Can You Write Off Mortgage Interest If You’re Working From Home?
Unfortunately, if you run a company from home in Canada, you cannot deduct your house mortgage principle payments from your taxes. However, the good news is that you have a lot of expenses you can claim.
If you are following the Temporary flat rate methodology, you do not need to figure out your costs to compute your claim for home office expenditures.
Using the temporary flat rate technique, you can deduct expenses for your home offices, such as rent, power, and home internet connection fees, as well as for office supplies like pens and paper and mobile phone minutes.
You use the Detailed method to calculate the amount of work-space-in-the-home expenditures you may deduct if you claim the employment component of the actual amounts you paid.
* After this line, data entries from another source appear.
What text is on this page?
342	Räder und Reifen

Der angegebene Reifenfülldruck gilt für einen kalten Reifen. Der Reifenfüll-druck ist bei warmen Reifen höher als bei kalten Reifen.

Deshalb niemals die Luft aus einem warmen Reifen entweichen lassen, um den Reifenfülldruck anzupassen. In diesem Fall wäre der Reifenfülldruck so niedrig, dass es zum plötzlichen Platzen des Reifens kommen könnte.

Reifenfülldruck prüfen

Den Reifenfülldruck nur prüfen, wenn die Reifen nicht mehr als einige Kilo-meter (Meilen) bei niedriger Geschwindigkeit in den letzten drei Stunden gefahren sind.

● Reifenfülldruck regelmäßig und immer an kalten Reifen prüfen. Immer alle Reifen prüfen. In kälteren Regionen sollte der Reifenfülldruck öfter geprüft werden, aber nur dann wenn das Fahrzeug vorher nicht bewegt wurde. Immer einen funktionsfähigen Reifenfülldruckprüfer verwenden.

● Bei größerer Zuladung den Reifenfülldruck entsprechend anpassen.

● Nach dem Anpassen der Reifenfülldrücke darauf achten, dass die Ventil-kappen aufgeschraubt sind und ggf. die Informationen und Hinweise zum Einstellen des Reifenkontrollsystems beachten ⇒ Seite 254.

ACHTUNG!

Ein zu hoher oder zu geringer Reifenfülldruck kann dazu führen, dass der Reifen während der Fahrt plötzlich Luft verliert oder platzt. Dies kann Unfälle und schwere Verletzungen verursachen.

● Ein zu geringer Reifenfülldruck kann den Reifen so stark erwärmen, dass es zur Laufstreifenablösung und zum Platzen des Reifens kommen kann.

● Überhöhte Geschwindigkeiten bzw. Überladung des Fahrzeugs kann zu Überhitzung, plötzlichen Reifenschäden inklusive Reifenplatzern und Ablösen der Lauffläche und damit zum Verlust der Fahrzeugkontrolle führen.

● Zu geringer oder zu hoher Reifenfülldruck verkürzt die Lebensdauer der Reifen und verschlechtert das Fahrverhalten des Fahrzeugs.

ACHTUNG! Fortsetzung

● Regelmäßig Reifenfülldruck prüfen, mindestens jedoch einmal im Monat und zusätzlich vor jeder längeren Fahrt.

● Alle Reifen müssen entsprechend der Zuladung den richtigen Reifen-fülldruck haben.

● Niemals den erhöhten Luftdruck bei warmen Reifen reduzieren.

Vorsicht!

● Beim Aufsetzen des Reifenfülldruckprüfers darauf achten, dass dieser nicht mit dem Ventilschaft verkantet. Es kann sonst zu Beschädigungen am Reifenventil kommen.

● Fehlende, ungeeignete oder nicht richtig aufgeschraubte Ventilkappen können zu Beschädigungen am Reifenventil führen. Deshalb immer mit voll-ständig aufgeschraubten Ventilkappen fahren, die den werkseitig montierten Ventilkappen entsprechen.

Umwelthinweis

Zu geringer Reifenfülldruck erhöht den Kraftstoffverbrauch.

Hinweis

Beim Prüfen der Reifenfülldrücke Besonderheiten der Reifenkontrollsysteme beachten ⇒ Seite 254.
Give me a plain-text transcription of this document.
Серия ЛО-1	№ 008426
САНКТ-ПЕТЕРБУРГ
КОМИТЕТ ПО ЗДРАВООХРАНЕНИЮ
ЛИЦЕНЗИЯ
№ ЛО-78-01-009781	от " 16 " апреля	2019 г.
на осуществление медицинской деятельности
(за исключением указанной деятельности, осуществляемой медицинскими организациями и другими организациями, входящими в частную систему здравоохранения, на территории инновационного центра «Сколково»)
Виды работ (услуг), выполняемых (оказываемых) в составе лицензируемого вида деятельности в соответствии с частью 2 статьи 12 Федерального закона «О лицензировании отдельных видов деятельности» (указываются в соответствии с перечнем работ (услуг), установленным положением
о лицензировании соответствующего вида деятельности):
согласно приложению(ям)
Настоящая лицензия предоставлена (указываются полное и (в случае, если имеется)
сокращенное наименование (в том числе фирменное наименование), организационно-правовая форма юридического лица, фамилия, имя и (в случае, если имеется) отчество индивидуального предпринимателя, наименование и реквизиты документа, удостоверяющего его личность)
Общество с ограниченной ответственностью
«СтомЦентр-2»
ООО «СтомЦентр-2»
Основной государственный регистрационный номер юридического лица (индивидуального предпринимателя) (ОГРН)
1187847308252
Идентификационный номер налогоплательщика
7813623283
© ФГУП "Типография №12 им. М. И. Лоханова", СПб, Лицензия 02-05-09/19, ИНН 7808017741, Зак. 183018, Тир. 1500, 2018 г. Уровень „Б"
You must divide the costs for using your house for work and personal (non-work) purposes.
We hope this article helped you better understand how to make your Canadian mortgage interest tax deductible. Remember that it is crucial to keep all of your paperwork in order and consult with a tax specialist if you have any questions. By following these guidelines, you can save money on your taxes and reduce the amount of time you spend worrying about them. Have a remarkable tax season!
Any lump-sum rate of investment paid is not deductible in its entirety. Instead, you would prorate the sum over your loan or mortgage length. This is crucial information to know if you’ve been wondering how to make your Canadian mortgage interest tax deductible.
There are many things that are tax deductible in Canada. These include charitable donations, medical expenses, Political contributions and expenses, childcare expenses, and more. You can check out the Canada Revenue Agency website for a complete list of deductions.
You can only name one home as your family’s primary residence each calendar year beginning in 1982.